Most commercial off-the-shelf (COTS) products are available only as low-surety offerings. Even most security software – such as domain controllers, automated patch management systems and most identity management systems – are low surety because the market values low cost, flexibility, backward-compatibility, features and schedule over security. The economics haven’t been there for the secure design, secure code, extensive security testing and strong change management required to build higher-surety software.

But vendors can do better. Well-known vulnerabilities such as buffer overflows can be largely eliminated using commercially available code-scanning services for as little as $1 per line of code. Customers should demand at least this level of diligence from vendors. As an industry, we need to put more effort into researching and documenting secure development practices, training practitioners, changing license terms to favor users over vendors and imposing consequences on vendors for software failures.

But let’s face it: Market economics aren’t going to change altogether. And in the end, software surety can only get so far in the face of ever-increasing system complexity.

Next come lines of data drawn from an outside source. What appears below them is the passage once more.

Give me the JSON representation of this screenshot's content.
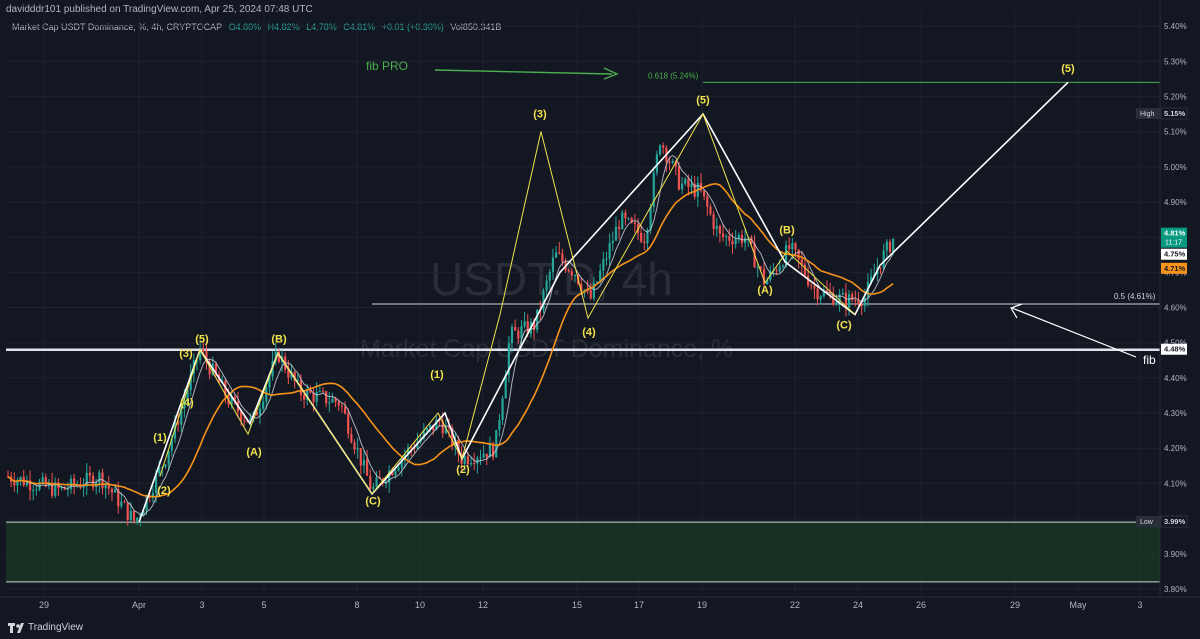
{
  "header": {
    "publisher_line": "davidddr101 published on TradingView.com, Apr 25, 2024 07:48 UTC",
    "symbol": "Market Cap USDT Dominance, %, 4h, CRYPTOCAP",
    "open": "O4.80%",
    "high": "H4.82%",
    "low": "L4.78%",
    "close": "C4.81%",
    "change": "+0.01 (+0.30%)",
    "volume": "Vol850.341B"
  },
  "watermark": {
    "big": "USDT.D, 4h",
    "small": "Market Cap USDT Dominance, %"
  },
  "footer": {
    "brand": "TradingView"
  },
  "colors": {
    "up": "#26a69a",
    "down": "#ef5350",
    "accent": "#f2e34c",
    "ma_fast": "#d1d4dc",
    "ma_slow": "#f7931a",
    "fib_pro": "#4caf50"
  },
  "chart_data": {
    "type": "candlestick",
    "ylim": [
      3.78,
      5.44
    ],
    "y_ticks": [
      "5.40%",
      "5.30%",
      "5.20%",
      "5.10%",
      "5.00%",
      "4.90%",
      "4.80%",
      "4.70%",
      "4.60%",
      "4.50%",
      "4.40%",
      "4.30%",
      "4.20%",
      "4.10%",
      "4.00%",
      "3.90%",
      "3.80%"
    ],
    "x_ticks": [
      "29",
      "Apr",
      "3",
      "5",
      "8",
      "10",
      "12",
      "15",
      "17",
      "19",
      "22",
      "24",
      "26",
      "29",
      "May",
      "3"
    ],
    "price_tags": [
      {
        "label": "High",
        "value": "5.15%"
      },
      {
        "label": "",
        "value": "4.81%",
        "sub": "11:17"
      },
      {
        "label": "",
        "value": "4.75%"
      },
      {
        "label": "",
        "value": "4.71%"
      },
      {
        "label": "",
        "value": "4.48%"
      },
      {
        "label": "Low",
        "value": "3.99%"
      }
    ],
    "levels": [
      {
        "label": "0.618 (5.24%)",
        "value": 5.24
      },
      {
        "label": "0.5 (4.61%)",
        "value": 4.61
      },
      {
        "label": "",
        "value": 4.48
      },
      {
        "label": "",
        "value": 3.99
      }
    ],
    "zone": [
      3.82,
      3.99
    ],
    "annotations": [
      {
        "text": "fib PRO"
      },
      {
        "text": "fib"
      }
    ],
    "wave_labels": [
      "(1)",
      "(2)",
      "(3)",
      "(4)",
      "(5)",
      "(A)",
      "(B)",
      "(C)",
      "(1)",
      "(2)",
      "(3)",
      "(4)",
      "(5)",
      "(A)",
      "(B)",
      "(C)",
      "(5)"
    ]
  }
}
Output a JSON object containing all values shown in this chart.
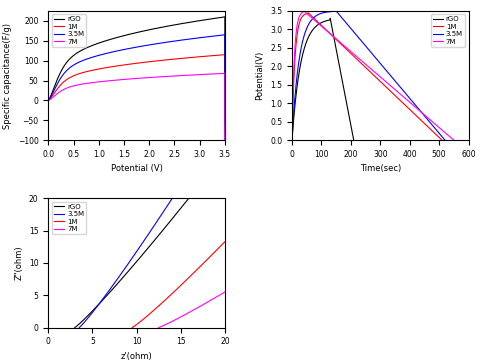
{
  "cv": {
    "colors": {
      "rGO": "black",
      "1M": "red",
      "3.5M": "blue",
      "7M": "magenta"
    },
    "xlabel": "Potential (V)",
    "ylabel": "Specific capacitance(F/g)",
    "xlim": [
      0,
      3.5
    ],
    "ylim": [
      -100,
      225
    ],
    "xticks": [
      0.0,
      0.5,
      1.0,
      1.5,
      2.0,
      2.5,
      3.0,
      3.5
    ],
    "yticks": [
      -100,
      -50,
      0,
      50,
      100,
      150,
      200
    ]
  },
  "cd": {
    "colors": {
      "rGO": "black",
      "1M": "red",
      "3.5M": "blue",
      "7M": "magenta"
    },
    "xlabel": "Time(sec)",
    "ylabel": "Potential(V)",
    "xlim": [
      0,
      600
    ],
    "ylim": [
      0,
      3.5
    ],
    "xticks": [
      0,
      100,
      200,
      300,
      400,
      500,
      600
    ],
    "yticks": [
      0.0,
      0.5,
      1.0,
      1.5,
      2.0,
      2.5,
      3.0,
      3.5
    ]
  },
  "imp": {
    "colors": {
      "rGO": "black",
      "1M": "red",
      "3.5M": "blue",
      "7M": "magenta"
    },
    "xlabel": "z'(ohm)",
    "ylabel": "Z\"(ohm)",
    "xlim": [
      0,
      20
    ],
    "ylim": [
      0,
      20
    ],
    "xticks": [
      0,
      5,
      10,
      15,
      20
    ],
    "yticks": [
      0,
      5,
      10,
      15,
      20
    ]
  },
  "legend_labels": [
    "rGO",
    "1M",
    "3.5M",
    "7M"
  ]
}
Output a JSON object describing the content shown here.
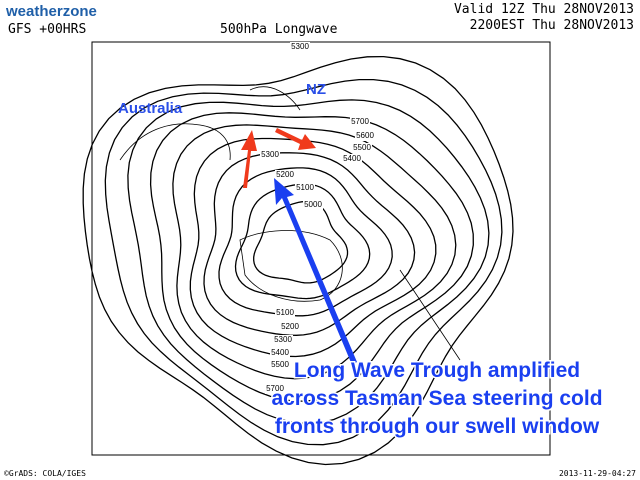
{
  "header": {
    "logo": "weatherzone",
    "model": "GFS +00HRS",
    "title": "500hPa Longwave",
    "valid": "Valid 12Z Thu 28NOV2013",
    "local": "2200EST Thu 28NOV2013"
  },
  "labels": {
    "australia": "Australia",
    "nz": "NZ"
  },
  "contour_labels": [
    5300,
    5700,
    5600,
    5500,
    5400,
    5300,
    5200,
    5100,
    5000,
    5100,
    5200,
    5300,
    5400,
    5500,
    5700
  ],
  "annotation": [
    "Long Wave Trough amplified",
    "across Tasman Sea steering cold",
    "fronts through our swell window"
  ],
  "footer": {
    "credit": "©GrADS: COLA/IGES",
    "timestamp": "2013-11-29-04:27"
  }
}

Ten years from now, serious software quality issues will remain. That’s why properly constructed medium- or high-surety systems use COTS components but don’t trust them too much. For example, a medium-surety manufacturing line might mitigate the risk in a low-surety COTS control system through a hardware failsafe that physically prevents the flow of fluid into a pipe from changing rapidly, no matter what the software does.

Developing system-wide surety approaches is the long-term issue. Practice basic security by following ISO 17799 and other control standards for management. Conduct risk assessments and map risk to the required surety thresholds. Demand higher software quality from vendors that write applications for higher-surety environments or whose widespread operating system and security infrastructure software aggregate risk. Deploy a layered defense to protect against inevitable failures. Avoid the worst consequences, address complexity and balance security with other business needs by working through the issues using a systematic approach and your organization will come out OK.